Posted by Anne Marie on July 18, 2006

Recently, on a press trip to Ponte Vedra Beach, FL., I was given the opportunity to experience my first spa treatment, a 50-minute massage at the Sawgrass Mariott Resort & Spa. My reaction to this white hot trend is this: massages should be a regular part of incentive rewards. Spa gift cards, accompanied by a Friday afternoon off, should be handed out like an old-fashioned pat on the back. It's the perfect way for a corporation to say "Thanks for working so hard, now go relax. It's important and you deserve it." 
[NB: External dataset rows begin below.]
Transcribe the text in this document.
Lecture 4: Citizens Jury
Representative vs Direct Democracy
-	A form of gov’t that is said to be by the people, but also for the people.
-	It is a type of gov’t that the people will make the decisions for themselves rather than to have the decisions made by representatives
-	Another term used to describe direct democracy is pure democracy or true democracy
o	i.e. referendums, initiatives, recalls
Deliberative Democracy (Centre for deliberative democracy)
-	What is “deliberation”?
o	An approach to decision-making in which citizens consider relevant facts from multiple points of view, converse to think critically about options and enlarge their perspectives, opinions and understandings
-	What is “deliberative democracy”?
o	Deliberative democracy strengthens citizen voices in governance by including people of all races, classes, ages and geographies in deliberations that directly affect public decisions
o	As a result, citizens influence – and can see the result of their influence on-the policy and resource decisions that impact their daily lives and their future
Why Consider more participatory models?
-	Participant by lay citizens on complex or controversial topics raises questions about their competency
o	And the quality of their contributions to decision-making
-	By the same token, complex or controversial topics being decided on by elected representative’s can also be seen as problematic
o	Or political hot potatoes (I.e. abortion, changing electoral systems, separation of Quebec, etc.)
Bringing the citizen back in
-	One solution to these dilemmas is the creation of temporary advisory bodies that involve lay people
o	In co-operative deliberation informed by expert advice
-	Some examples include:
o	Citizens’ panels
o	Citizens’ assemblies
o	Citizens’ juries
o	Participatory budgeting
Until this experience, I was under the impression that rest and relaxation were the same thing. Not true. There's something about ethereal music and aromatherapy that frees the mind. My spa massage took place in a darkened room, the first I've been in lately that didn't involve a PowerPoint presentation, a special treat, in and of itself. The massage therapist explained how muscle tension on one side of the body, sometimes causes pain and sensitivity to the other side of the body. I also learned that massage therapy can also be used to alleviate migraines.

An hour later, as I climbed into the tour van where some of my fellow travel writers were already seated, a hipster reporter from L.A. actually remarked "Wow, you really look relaxed and well-rested-- I guess from your spa visit."  To which I actually responded "I think every employee should be treated to a massage."